In Catalan, 'escalivar' means to roast over embers. This preparation of peppers and eggplants roasted until tender and smoky forms the base of many Catalan dishes and makes a sublime starter served with tomato-rubbed bread.

🛒 Ingredients

4 servings
  • 3 red bell peppers
  • 2 large eggplants
  • 3 spring onions
  • 6 garlic cloves
  • extra virgin olive oil
  • flaky sea salt
  • 8 salted anchovy fillets

👨‍🍳 Step-by-step instructions

  1. Preheat the oven to 220°C.

  2. Place the whole vegetables on a baking tray. Drizzle with oil and season with salt.

  3. Roast for 50–60 minutes, turning halfway through, until the skins are charred.

  4. Let cool in a plastic bag for 20 minutes (this makes peeling easier).

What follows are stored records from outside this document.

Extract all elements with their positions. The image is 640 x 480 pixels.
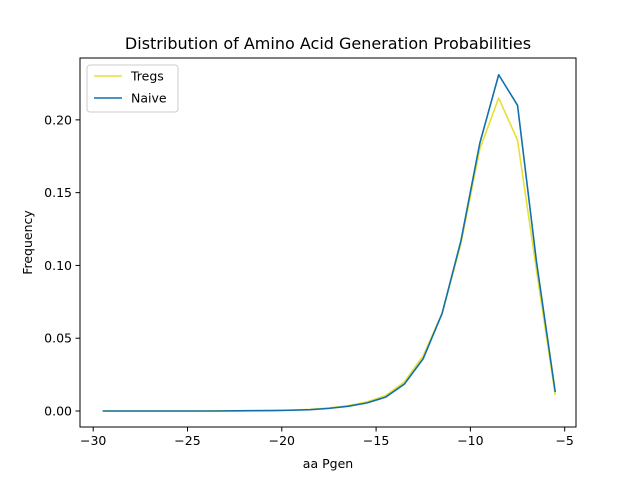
x-axis: −30 −25 −20 −15 −10 −5 — [80, 427, 574, 448]
plot-area — [102, 73, 557, 412]
x-tick-label: −5 — [555, 433, 573, 448]
y-tick-label: 0.15 — [44, 185, 72, 200]
x-axis-label: aa Pgen — [303, 456, 353, 471]
y-tick-label: 0.05 — [44, 331, 72, 346]
plot-frame — [79, 57, 577, 428]
y-tick-label: 0.00 — [44, 403, 72, 418]
y-axis: 0.00 0.05 0.10 0.15 0.20 — [44, 112, 80, 418]
legend-label-tregs: Tregs — [130, 69, 164, 84]
x-tick-label: −15 — [363, 433, 389, 448]
x-tick-label: −25 — [174, 433, 200, 448]
chart-title: Distribution of Amino Acid Generation Pr… — [125, 34, 531, 53]
legend-label-naive: Naive — [131, 91, 167, 106]
y-tick-label: 0.20 — [44, 112, 72, 127]
x-tick-label: −20 — [269, 433, 295, 448]
x-tick-label: −10 — [457, 433, 483, 448]
y-tick-label: 0.10 — [44, 258, 72, 273]
series-line-naive — [102, 73, 557, 412]
x-tick-label: −30 — [80, 433, 106, 448]
y-axis-label: Frequency — [20, 210, 35, 275]
legend: Tregs Naive — [86, 64, 179, 113]
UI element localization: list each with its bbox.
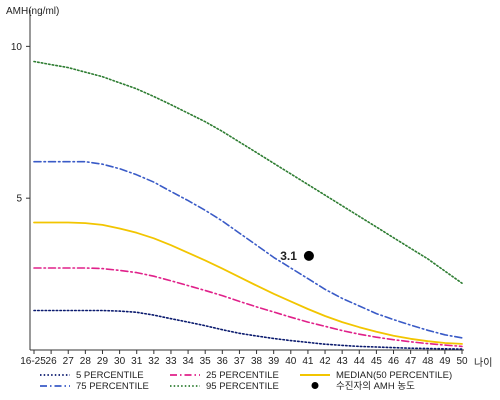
x-tick-label: 45 xyxy=(371,356,383,367)
x-tick-label: 49 xyxy=(439,356,451,367)
legend-label: 95 PERCENTILE xyxy=(206,381,279,392)
series-line-25-percentile xyxy=(33,267,463,348)
x-tick-label: 30 xyxy=(114,356,126,367)
x-tick-label: 44 xyxy=(354,356,366,367)
chart-points: 3.1 xyxy=(280,249,314,263)
x-tick-label: 42 xyxy=(319,356,331,367)
x-tick-label: 37 xyxy=(234,356,246,367)
x-tick-label: 50 xyxy=(456,356,468,367)
series-line-median-50-percentile- xyxy=(33,221,463,345)
x-tick-label: 46 xyxy=(388,356,400,367)
x-tick-label: 29 xyxy=(97,356,109,367)
chart-series-lines xyxy=(33,60,463,350)
x-tick-label: 28 xyxy=(80,356,92,367)
x-tick-label: 26 xyxy=(46,356,58,367)
legend-label: 25 PERCENTILE xyxy=(206,370,279,381)
x-tick-label: 35 xyxy=(200,356,212,367)
legend-label: 5 PERCENTILE xyxy=(76,370,144,381)
x-axis-label: 나이 xyxy=(474,357,492,369)
series-line-95-percentile xyxy=(33,60,463,285)
x-tick-label: 36 xyxy=(217,356,229,367)
amh-result-label: 3.1 xyxy=(280,249,297,263)
x-tick-label: 40 xyxy=(285,356,297,367)
x-tick-label: 33 xyxy=(165,356,177,367)
x-tick-label: 34 xyxy=(183,356,195,367)
legend-label: MEDIAN(50 PERCENTILE) xyxy=(336,370,452,381)
legend-label: 75 PERCENTILE xyxy=(76,381,149,392)
legend-label: 수진자의 AMH 농도 xyxy=(336,381,415,392)
amh-result-point xyxy=(303,250,314,261)
y-tick-label: 10 xyxy=(11,42,23,53)
x-tick-label: 47 xyxy=(405,356,417,367)
x-tick-label: 31 xyxy=(131,356,143,367)
x-tick-label: 41 xyxy=(302,356,314,367)
x-tick-label: 16-25 xyxy=(20,356,46,367)
series-line-5-percentile xyxy=(33,309,463,350)
x-tick-label: 32 xyxy=(148,356,160,367)
x-tick-label: 43 xyxy=(337,356,349,367)
x-tick-label: 27 xyxy=(63,356,75,367)
x-tick-label: 39 xyxy=(268,356,280,367)
x-tick-label: 38 xyxy=(251,356,263,367)
chart-legend: 5 PERCENTILE 25 PERCENTILE MEDIAN(50 PERCE… xyxy=(40,370,452,392)
legend-point-swatch xyxy=(311,382,319,389)
series-line-75-percentile xyxy=(33,160,463,339)
chart-axes: AMH(ng/ml) 5 10 16-25 26 27 28 29 30 31 32 33 34 35 36… xyxy=(6,6,492,369)
y-axis-label: AMH(ng/ml) xyxy=(6,6,59,17)
y-tick-label: 5 xyxy=(16,194,22,205)
x-tick-label: 48 xyxy=(422,356,434,367)
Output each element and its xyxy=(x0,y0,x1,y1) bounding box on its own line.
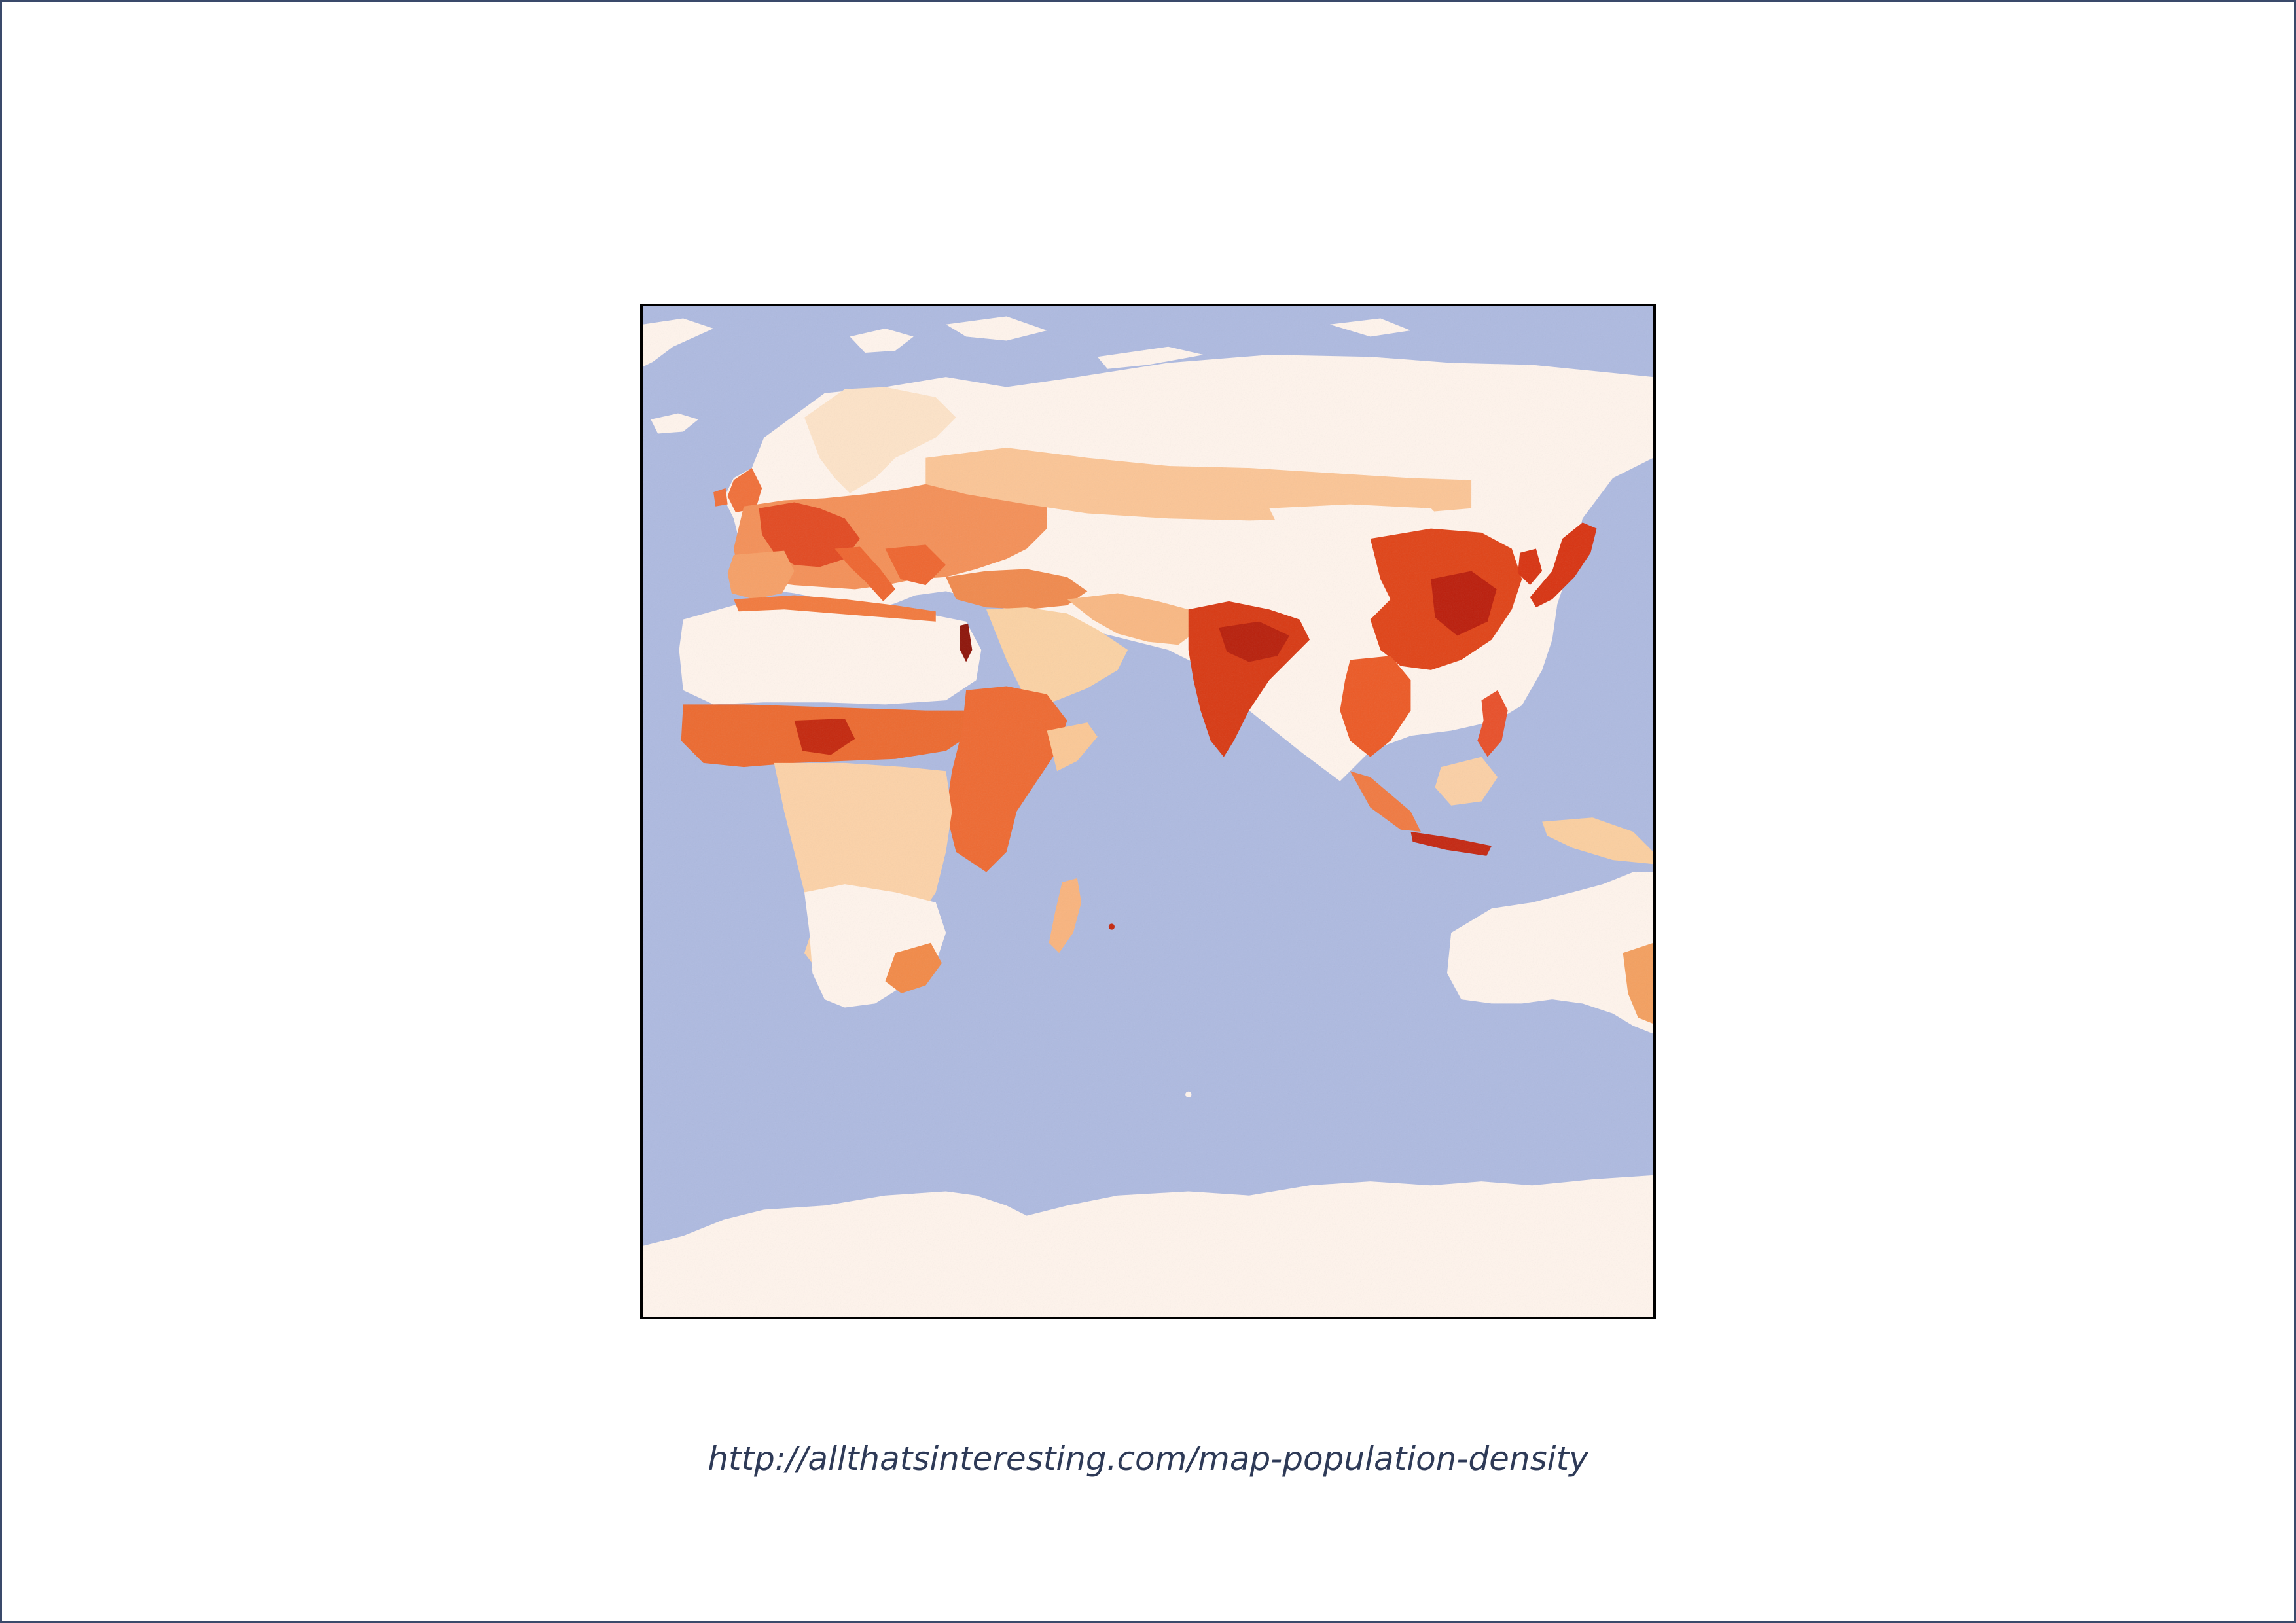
source-url-caption[interactable]: http://allthatsinteresting.com/map-popul… xyxy=(708,1440,1588,1478)
population-density-map xyxy=(640,304,1656,1319)
density-texture xyxy=(643,306,1653,1317)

  5. Peel and slice into strips. Toss with olive oil and salt. Arrange the anchovies on top.

💡 Chef's tip

Smokiness is the soul of escalivada. If you have a barbecue, use it. If using the oven, finish under the grill to char the skins further.

📝 Our take

Escalivada is proof that fire transforms humble ingredients into something extraordinary. The aubergine loses bitterness and turns creamy; the red pepper concentrates into sweetness. The anchovies are not a garnish: their intense saltiness contrasts with the caramelized sweetness of the vegetables. A starter that competes with anything more elaborate.

🍷 Wine & food pairing

Penedès white with some age or a slightly chilled Garnatxa d'Empordà. Escalivada has quite a lot of intensity and needs a wine with some body.